Butuh waktu sekitar belasan menit lagi hingga tanah dan bebatuan penambangan berlian itu tumbuh utuh lagi. Sehingga masih ada waktu untuk bersantai beberapa saat sampai pekerjaan dimulai.
“Hei, Shin. Apakah aku terlihat semakin tua?” kakek Haru bertanya.
“Tidak.”
“Kau membahas aku yang beberapa hari yang lalu. Aku membahas tentang diriku yang sudah bertahun-tahun sejak pertama kali kau temui. Apakah matamu sama rabunnya denganku, hah?”

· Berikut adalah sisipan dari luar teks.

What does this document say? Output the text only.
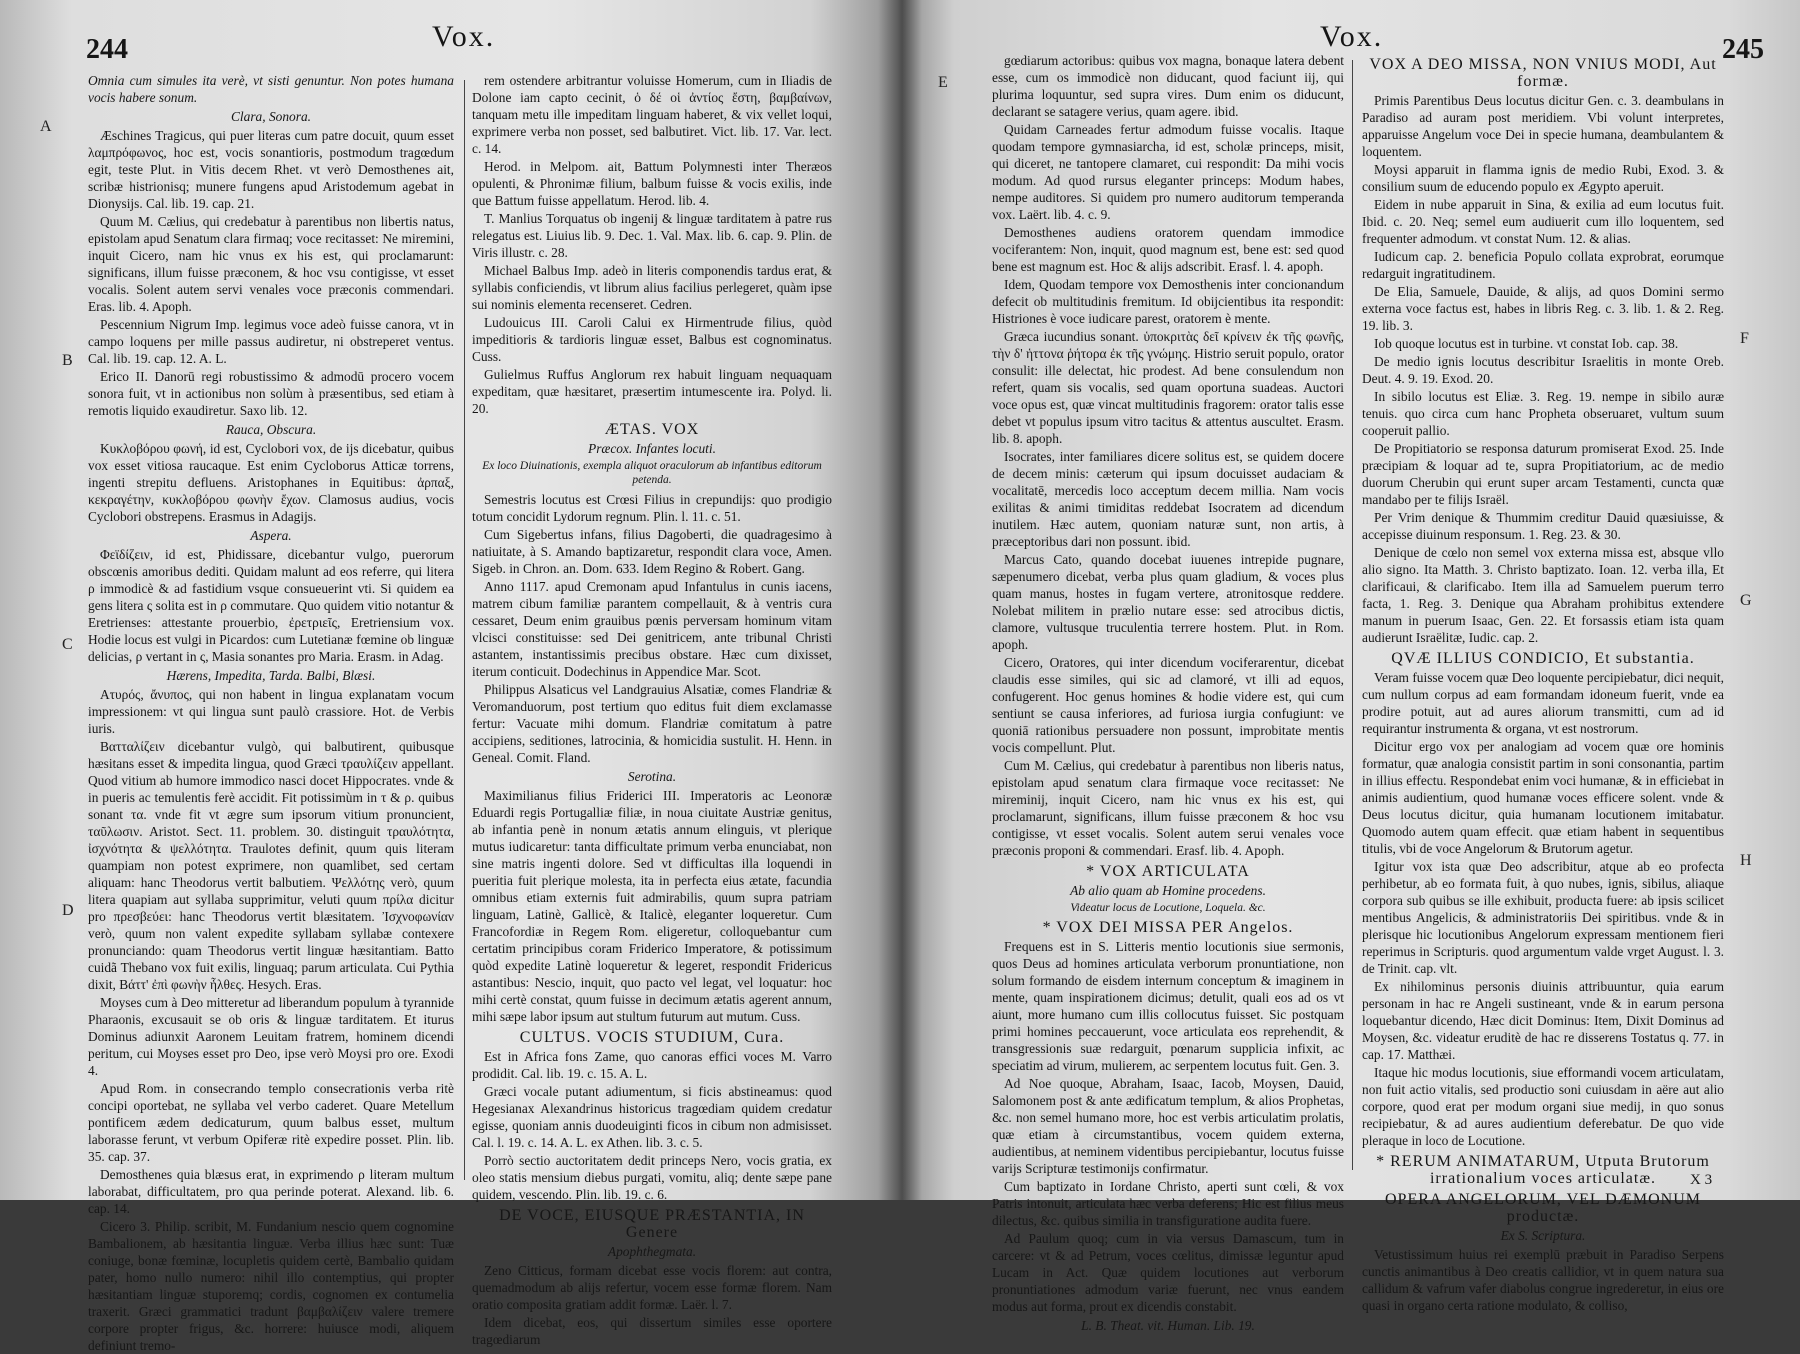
244	Vox.
A
B
C
D

Omnia cum simules ita verè, vt sisti genuntur. Non potes humana vocis habere sonum.

Clara, Sonora.

Æschines Tragicus, qui puer literas cum patre docuit, quum esset λαμπρόφωνος, hoc est, vocis sonantioris, postmodum tragœdum egit, teste Plut. in Vitis decem Rhet. vt verò Demosthenes ait, scribæ histrionisq; munere fungens apud Aristodemum agebat in Dionysijs. Cal. lib. 19. cap. 21.

Quum M. Cælius, qui credebatur à parentibus non libertis natus, epistolam apud Senatum clara firmaq; voce recitasset: Ne miremini, inquit Cicero, nam hic vnus ex his est, qui proclamarunt: significans, illum fuisse præconem, & hoc vsu contigisse, vt esset vocalis. Solent autem servi venales voce præconis commendari. Eras. lib. 4. Apoph.

Pescennium Nigrum Imp. legimus voce adeò fuisse canora, vt in campo loquens per mille passus audiretur, ni obstreperet ventus. Cal. lib. 19. cap. 12. A. L.

Erico II. Danorū regi robustissimo & admodū procero vocem sonora fuit, vt in actionibus non solùm à præsentibus, sed etiam à remotis liquido exaudiretur. Saxo lib. 12.

Rauca, Obscura.

Κυκλοβόρου φωνή, id est, Cyclobori vox, de ijs dicebatur, quibus vox esset vitiosa raucaque. Est enim Cycloborus Atticæ torrens, ingenti strepitu defluens. Aristophanes in Equitibus: ἀρπαξ, κεκραγέτην, κυκλοβόρου φωνὴν ἔχων. Clamosus audius, vocis Cyclobori obstrepens. Erasmus in Adagijs.

Aspera.

Φεϊδίζειν, id est, Phidissare, dicebantur vulgo, puerorum obscœnis amoribus dediti. Quidam malunt ad eos referre, qui litera ρ immodicè & ad fastidium vsque consueuerint vti. Si quidem ea gens litera ς solita est in ρ commutare. Quo quidem vitio notantur & Eretrienses: attestante prouerbio, ἐρετριεῖς, Eretriensium vox. Hodie locus est vulgi in Picardos: cum Lutetianæ fœmine ob linguæ delicias, ρ vertant in ς, Masia sonantes pro Maria. Erasm. in Adag.

Hærens, Impedita, Tarda. Balbi, Blæsi.

Ατυρός, ἄνυπος, qui non habent in lingua explanatam vocum impressionem: vt qui lingua sunt paulò crassiore. Hot. de Verbis iuris.

Βατταλίζειν dicebantur vulgò, qui balbutirent, quibusque hæsitans esset & impedita lingua, quod Græci τραυλίζειν appellant. Quod vitium ab humore immodico nasci docet Hippocrates. vnde & in pueris ac temulentis ferè accidit. Fit potissimùm in τ & ρ. quibus sonant τα. vnde fit vt ægre sum ipsorum vitium pronuncient, ταῦλωσιν. Aristot. Sect. 11. problem. 30. distinguit τραυλότητα, ἰσχνότητα & ψελλότητα. Traulotes definit, quum quis literam quampiam non potest exprimere, non quamlibet, sed certam aliquam: hanc Theodorus vertit balbutiem. Ψελλότης verò, quum litera quapiam aut syllaba supprimitur, veluti quum πρίλα dicitur pro πρεσβεύει: hanc Theodorus vertit blæsitatem. Ἰσχνοφωνίαν verò, quum non valent expedite syllabam syllabæ contexere pronunciando: quam Theodorus vertit linguæ hæsitantiam. Batto cuidã Thebano vox fuit exilis, linguaq; parum articulata. Cui Pythia dixit, Βάττ' ἐπὶ φωνὴν ἦλθες. Hesych. Eras.

Moyses cum à Deo mitteretur ad liberandum populum à tyrannide Pharaonis, excusauit se ob oris & linguæ tarditatem. Et iturus Dominus adiunxit Aaronem Leuitam fratrem, hominem dicendi peritum, cui Moyses esset pro Deo, ipse verò Moysi pro ore. Exodi 4.

Apud Rom. in consecrando templo consecrationis verba ritè concipi oportebat, ne syllaba vel verbo caderet. Quare Metellum pontificem ædem dedicaturum, quum balbus esset, multum laborasse ferunt, vt verbum Opiferæ ritè expedire posset. Plin. lib. 35. cap. 37.

Demosthenes quia blæsus erat, in exprimendo ρ literam multum laborabat, difficultatem, pro qua perinde poterat. Alexand. lib. 6. cap. 14.

Cicero 3. Philip. scribit, M. Fundanium nescio quem cognomine Bambalionem, ab hæsitantia linguæ. Verba illius hæc sunt: Tuæ coniuge, bonæ fœminæ, locupletis quidem certè, Bambalio quidam pater, homo nullo numero: nihil illo contemptius, qui propter hæsitantiam linguæ stuporemq; cordis, cognomen ex contumelia traxerit. Græci grammatici tradunt βαμβαλίζειν valere tremere corpore propter frigus, &c. horrere: huiusce modi, aliquem definiunt tremo-

rem ostendere arbitrantur voluisse Homerum, cum in Iliadis de Dolone iam capto cecinit, ὁ δέ οἱ ἀντίος ἔστη, βαμβαίνων, tanquam metu ille impeditam linguam haberet, & vix vellet loqui, exprimere verba non posset, sed balbutiret. Vict. lib. 17. Var. lect. c. 14.

Herod. in Melpom. ait, Battum Polymnesti inter Theræos opulenti, & Phronimæ filium, balbum fuisse & vocis exilis, inde que Battum fuisse appellatum. Herod. lib. 4.

T. Manlius Torquatus ob ingenij & linguæ tarditatem à patre rus relegatus est. Liuius lib. 9. Dec. 1. Val. Max. lib. 6. cap. 9. Plin. de Viris illustr. c. 28.

Michael Balbus Imp. adeò in literis componendis tardus erat, & syllabis conficiendis, vt librum alius facilius perlegeret, quàm ipse sui nominis elementa recenseret. Cedren.

Ludouicus III. Caroli Calui ex Hirmentrude filius, quòd impeditioris & tardioris linguæ esset, Balbus est cognominatus. Cuss.

Gulielmus Ruffus Anglorum rex habuit linguam nequaquam expeditam, quæ hæsitaret, præsertim intumescente ira. Polyd. li. 20.

ÆTAS. VOX

Præcox. Infantes locuti.

Ex loco Diuinationis, exempla aliquot oraculorum ab infantibus editorum petenda.

Semestris locutus est Crœsi Filius in crepundijs: quo prodigio totum concidit Lydorum regnum. Plin. l. 11. c. 51.

Cum Sigebertus infans, filius Dagoberti, die quadragesimo à natiuitate, à S. Amando baptizaretur, respondit clara voce, Amen. Sigeb. in Chron. an. Dom. 633. Idem Regino & Robert. Gang.

Anno 1117. apud Cremonam apud Infantulus in cunis iacens, matrem cibum familiæ parantem compellauit, & à ventris cura cessaret, Deum enim grauibus pœnis perversam hominum vitam vlcisci constituisse: sed Dei genitricem, ante tribunal Christi astantem, instantissimis precibus obstare. Hæc cum dixisset, iterum conticuit. Dodechinus in Appendice Mar. Scot.

Philippus Alsaticus vel Landgrauius Alsatiæ, comes Flandriæ & Veromanduorum, post tertium quo editus fuit diem exclamasse fertur: Vacuate mihi domum. Flandriæ comitatum à patre accipiens, seditiones, latrocinia, & homicidia sustulit. H. Henn. in Geneal. Comit. Fland.

Serotina.

Maximilianus filius Friderici III. Imperatoris ac Leonoræ Eduardi regis Portugalliæ filiæ, in noua ciuitate Austriæ genitus, ab infantia penè in nonum ætatis annum elinguis, vt plerique mutus iudicaretur: tanta difficultate primum verba enunciabat, non sine matris ingenti dolore. Sed vt difficultas illa loquendi in pueritia fuit plerique molesta, ita in perfecta eius ætate, facundia omnibus etiam externis fuit admirabilis, quum supra patriam linguam, Latinè, Gallicè, & Italicè, eleganter loqueretur. Cum Francofordiæ in Regem Rom. eligeretur, colloquebantur cum certatim principibus coram Friderico Imperatore, & potissimum quòd expedite Latinè loqueretur & legeret, respondit Fridericus astantibus: Nescio, inquit, quo pacto vel legat, vel loquatur: hoc mihi certè constat, quum fuisse in decimum ætatis agerent annum, mihi sæpe labor ipsum aut stultum futurum aut mutum. Cuss.

CULTUS. VOCIS STUDIUM, Cura.

Est in Africa fons Zame, quo canoras effici voces M. Varro prodidit. Cal. lib. 19. c. 15. A. L.

Græci vocale putant adiumentum, si ficis abstineamus: quod Hegesianax Alexandrinus historicus tragœdiam quidem credatur egisse, quoniam annis duodeuiginti ficos in cibum non admisisset. Cal. l. 19. c. 14. A. L. ex Athen. lib. 3. c. 5.

Porrò sectio auctoritatem dedit princeps Nero, vocis gratia, ex oleo statis mensium diebus purgati, vomitu, aliq; dente sæpe pane quidem, vescendo. Plin. lib. 19. c. 6.

DE VOCE, EIUSQUE PRÆSTANTIA, IN Genere

Apophthegmata.

Zeno Citticus, formam dicebat esse vocis florem: aut contra, quemadmodum ab alijs refertur, vocem esse formæ florem. Nam oratio composita gratiam addit formæ. Laër. l. 7.

Idem dicebat, eos, qui dissertum similes esse oportere tragœdiarum

Vox.	245
E
F
G
H

gœdiarum actoribus: quibus vox magna, bonaque latera debent esse, cum os immodicè non diducant, quod faciunt iij, qui plurima loquuntur, sed supra vires. Dum enim os diducunt, declarant se satagere verius, quam agere. ibid.

Quidam Carneades fertur admodum fuisse vocalis. Itaque quodam tempore gymnasiarcha, id est, scholæ princeps, misit, qui diceret, ne tantopere clamaret, cui respondit: Da mihi vocis modum. Ad quod rursus eleganter princeps: Modum habes, nempe auditores. Si quidem pro numero auditorum temperanda vox. Laërt. lib. 4. c. 9.

Demosthenes audiens oratorem quendam immodice vociferantem: Non, inquit, quod magnum est, bene est: sed quod bene est magnum est. Hoc & alijs adscribit. Erasf. l. 4. apoph.

Idem, Quodam tempore vox Demosthenis inter concionandum defecit ob multitudinis fremitum. Id obijcientibus ita respondit: Histriones è voce iudicare parest, oratorem è mente.

Græca iucundius sonant. ὑποκριτὰς δεῖ κρίνειν ἐκ τῆς φωνῆς, τὴν δ' ἡττονα ῥήτορα ἐκ τῆς γνώμης. Histrio seruit populo, orator consulit: ille delectat, hic prodest. Ad bene consulendum non refert, quam sis vocalis, sed quam oportuna suadeas. Auctori voce opus est, quæ vincat multitudinis fragorem: orator talis esse debet vt populus ipsum vitro tacitus & attentus auscultet. Erasm. lib. 8. apoph.

Isocrates, inter familiares dicere solitus est, se quidem docere de decem minis: cæterum qui ipsum docuisset audaciam & vocalitatē, mercedis loco acceptum decem millia. Nam vocis exilitas & animi timiditas reddebat Isocratem ad dicendum inutilem. Hæc autem, quoniam naturæ sunt, non artis, à præceptoribus dari non possunt. ibid.

Marcus Cato, quando docebat iuuenes intrepide pugnare, sæpenumero dicebat, verba plus quam gladium, & voces plus quam manus, hostes in fugam vertere, atronitosque reddere. Nolebat militem in prælio nutare esse: sed atrocibus dictis, clamore, vultusque truculentia terrere hostem. Plut. in Rom. apoph.

Cicero, Oratores, qui inter dicendum vociferarentur, dicebat claudis esse similes, qui sic ad clamoré, vt illi ad equos, confugerent. Hoc genus homines & hodie videre est, qui cum sentiunt se causa inferiores, ad furiosa iurgia confugiunt: ve quoniā rationibus persuadere non possunt, improbitate mentis vocis compellunt. Plut.

Cum M. Cælius, qui credebatur à parentibus non liberis natus, epistolam apud senatum clara firmaque voce recitasset: Ne mireminij, inquit Cicero, nam hic vnus ex his est, qui proclamarunt, significans, illum fuisse præconem & hoc vsu contigisse, vt esset vocalis. Solent autem serui venales voce præconis proponi & commendari. Erasf. lib. 4. Apoph.

* VOX ARTICULATA

Ab alio quam ab Homine procedens.

Videatur locus de Locutione, Loquela. &c.

* VOX DEI MISSA PER Angelos.

Frequens est in S. Litteris mentio locutionis siue sermonis, quos Deus ad homines articulata verborum pronuntiatione, non solum formando de eisdem internum conceptum & imaginem in mente, quam inspirationem dicimus; detulit, quali eos ad os vt aiunt, more humano cum illis collocutus fuisset. Sic postquam primi homines peccauerunt, voce articulata eos reprehendit, & transgressionis suæ redarguit, pœnarum supplicia infixit, ac speciatim ad virum, mulierem, ac serpentem locutus fuit. Gen. 3.

Ad Noe quoque, Abraham, Isaac, Iacob, Moysen, Dauid, Salomonem post & ante ædificatum templum, & alios Prophetas, &c. non semel humano more, hoc est verbis articulatim prolatis, quæ etiam à circumstantibus, vocem quidem externa, audientibus, at neminem videntibus percipiebantur, locutus fuisse varijs Scripturæ testimonijs confirmatur.

Cum baptizato in Iordane Christo, aperti sunt cœli, & vox Patris intonuit, articulata hæc verba deferens; Hic est filius meus dilectus, &c. quibus similia in transfiguratione audita fuere.

Ad Paulum quoq; cum in via versus Damascum, tum in carcere: vt & ad Petrum, voces cœlitus, dimissæ leguntur apud Lucam in Act. Quæ quidem locutiones aut verborum pronuntiationes admodum variæ fuerunt, nec vnus eandem modus aut forma, prout ex dicendis constabit.

L. B. Theat. vit. Human. Lib. 19.

VOX A DEO MISSA, NON VNIUS MODI, Aut formæ.

Primis Parentibus Deus locutus dicitur Gen. c. 3. deambulans in Paradiso ad auram post meridiem. Vbi volunt interpretes, apparuisse Angelum voce Dei in specie humana, deambulantem & loquentem.

Moysi apparuit in flamma ignis de medio Rubi, Exod. 3. & consilium suum de educendo populo ex Ægypto aperuit.

Eidem in nube apparuit in Sina, & exilia ad eum locutus fuit. Ibid. c. 20. Neq; semel eum audiuerit cum illo loquentem, sed frequenter admodum. vt constat Num. 12. & alias.

Iudicum cap. 2. beneficia Populo collata exprobrat, eorumque redarguit ingratitudinem.

De Elia, Samuele, Dauide, & alijs, ad quos Domini sermo externa voce factus est, habes in libris Reg. c. 3. lib. 1. & 2. Reg. 19. lib. 3.

Iob quoque locutus est in turbine. vt constat Iob. cap. 38.

De medio ignis locutus describitur Israelitis in monte Oreb. Deut. 4. 9. 19. Exod. 20.

In sibilo locutus est Eliæ. 3. Reg. 19. nempe in sibilo auræ tenuis. quo circa cum hanc Propheta obseruaret, vultum suum cooperuit pallio.

De Propitiatorio se responsa daturum promiserat Exod. 25. Inde præcipiam & loquar ad te, supra Propitiatorium, ac de medio duorum Cherubin qui erunt super arcam Testamenti, cuncta quæ mandabo per te filijs Israël.

Per Vrim denique & Thummim creditur Dauid quæsiuisse, & accepisse diuinum responsum. 1. Reg. 23. & 30.

Denique de cœlo non semel vox externa missa est, absque vllo alio signo. Ita Matth. 3. Christo baptizato. Ioan. 12. verba illa, Et clarificaui, & clarificabo. Item illa ad Samuelem puerum terro facta, 1. Reg. 3. Denique qua Abraham prohibitus extendere manum in puerum Isaac, Gen. 22. Et forsassis etiam ista quam audierunt Israëlitæ, Iudic. cap. 2.

QVÆ ILLIUS CONDICIO, Et substantia.

Veram fuisse vocem quæ Deo loquente percipiebatur, dici nequit, cum nullum corpus ad eam formandam idoneum fuerit, vnde ea prodire potuit, aut ad aures aliorum transmitti, cum ad id requirantur instrumenta & organa, vt est nostrorum.

Dicitur ergo vox per analogiam ad vocem quæ ore hominis formatur, quæ analogia consistit partim in soni consonantia, partim in illius effectu. Respondebat enim voci humanæ, & in efficiebat in animis audientium, quod humanæ voces efficere solent. vnde & Deus locutus dicitur, quia humanam locutionem imitabatur. Quomodo autem quam effecit. quæ etiam habent in sequentibus titulis, vbi de voce Angelorum & Brutorum agetur.

Igitur vox ista quæ Deo adscribitur, atque ab eo profecta perhibetur, ab eo formata fuit, à quo nubes, ignis, sibilus, aliaque corpora sub quibus se ille exhibuit, producta fuere: ab ipsis scilicet mentibus Angelicis, & administratoriis Dei spiritibus. vnde & in plerisque hic locutionibus Angelorum expressam mentionem fieri reperimus in Scripturis. quod argumentum valde vrget August. l. 3. de Trinit. cap. vlt.

Ex nihilominus personis diuinis attribuuntur, quia earum personam in hac re Angeli sustineant, vnde & in earum persona loquebantur dicendo, Hæc dicit Dominus: Item, Dixit Dominus ad Moysen, &c. videatur eruditè de hac re disserens Tostatus q. 77. in cap. 17. Matthæi.

Itaque hic modus locutionis, siue efformandi vocem articulatam, non fuit actio vitalis, sed productio soni cuiusdam in aëre aut alio corpore, quod erat per modum organi siue medij, in quo sonus recipiebatur, & ad aures audientium deferebatur. De quo vide pleraque in loco de Locutione.

* RERUM ANIMATARUM, Utputa Brutorum irrationalium voces articulatæ.

OPERA ANGELORUM, VEL DÆMONUM productæ.

Ex S. Scriptura.

Vetustissimum huius rei exemplū præbuit in Paradiso Serpens cunctis animantibus à Deo creatis callidior, vt in quem natura sua callidum & vafrum vafer diabolus congrue ingrederetur, in eius ore quasi in organo certa ratione modulato, & colliso,

X 3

“Mungkin, iya. Semua orang akan menua dalam beberapa tahun.”
“Jangan mempermainkanku. Kau tumbuh lebih tinggi dibanding saat pertama kali bertemu denganmu.”
“Karena aku masih muda, Kakek Haru.”
“Kapan kau akan menua, heh?”
“Mungkin 30-an tahun lagi.”
“Kau selalu saja menggunakan kemungkinan. Sudah jelas otakmu cepat sekali menua. Berapa lama lagi aku bisa merawat Nine!”
Shinkai terdiam sesaat. Pria tua itu memang sangat menyebalkan. Namun ia dapat melihat ketakutan besar yang menghadang di dekatnya. Tentang bagaimana kelanjutkan hidup sang cucu jika ia sudah tidak ada di dunia. Bagaimana tidak. Usianya terpaut jauh sekali dengan sang cucu.
“Umur itu rahasia Tuhan, kakek. Aku tidak punya kuasa akan hal itu.”
“Lalu, bagaimana dengan kerutan pada wajahku? Apakah sama dengan kerutan dalam otakmu? Jika iya, siapa yang lebih mati? Kau mau mendahuluiku, hah? Kalau tidak bisa menjaga Nine, untuk apa kau hidup pemuda pikun!” seru kakek Haru tiba-tiba dengan sangat membara.
Suara yang membuat Shinkai terperanjat kaget. Bukan karena ia dibentak tiba-tiba, melainkan karena suasana hati kakek Haru yang tidak terkontrol. Ia seperti memendam beban berat selama ini. Namun ia tak tahu cara menuangkannya. Sehingga ia mengucapkan apa saja yang bisa ia keluarkan pada Shinkai.
Satu hal yang Shinkai pahami. Kakek Haru hanya sedang memikirkan yang terbaik untuk Nine, cucunya.
“Benar. Aku pemuda yang penuh dengan marahabaya. Entah bagaimana aku bisa menjaga seorang anak kecil. Bahkan kemungkinan setiap serangan tempo hari adalah karena kehadiranku bersama kalian. Jaga kesehatanmu untuk Nine.”
“Tidak sopan sekali kau memerintah orang tua. Dasar pemuda jomlo. Jika tidak sudi menjaga cucuku, ajarkan aku bertarung sepertimu!”
“Eh? Tapi, kau hanya perlu menjaga kesehatan untuk melindungi Nine.”
“Apa kau pikir ototku sudah tidak kuat lagi, heh?”
“Bukan begitu. Bukan juga maksudku tidak sudi menjaga Nine. Aku, aku hanya takut jika dekat dengannya membuat bahaya itu justru datang.”
“Hanya karena kau adalah pemberontak ganas pada Tragedi Darah Soka?”
“Iya, tapi kau tidak bisa bilang kalau itu hanya. Itu… eh? Apa kau bilang, kakek Haru?” Shinkai memastikan bahwa ia tidak salah dengar perihal kakek Haru yang menyebut Tragedi Darah Soka.
Lengang sejenak. Shinkai menunduk. Lantas dengan ragu melirik kakek Haru.
“Aku tahu kau berada di tengah-tengah tragedi yang membunuh kedua orang tua Nine.”
Jantung Shinkai berdegup kencang. Orang kedua yang tidak ia sangka telah mengetahui identitasnya setelah paman Jim. Ternyata orang tua yang tampak polos dan menyebalkan, yakni kakek Haru.
“Aku juga tahu bahwa kemungkinan sekutumu yang membunuhnya. Bahkan bisa jadi kau yang tanpa sengaja karena sedang pada posisi bunuh-membunuh. Aku sudah membencimu sejak awal, Shin,” jelas kakek Haru.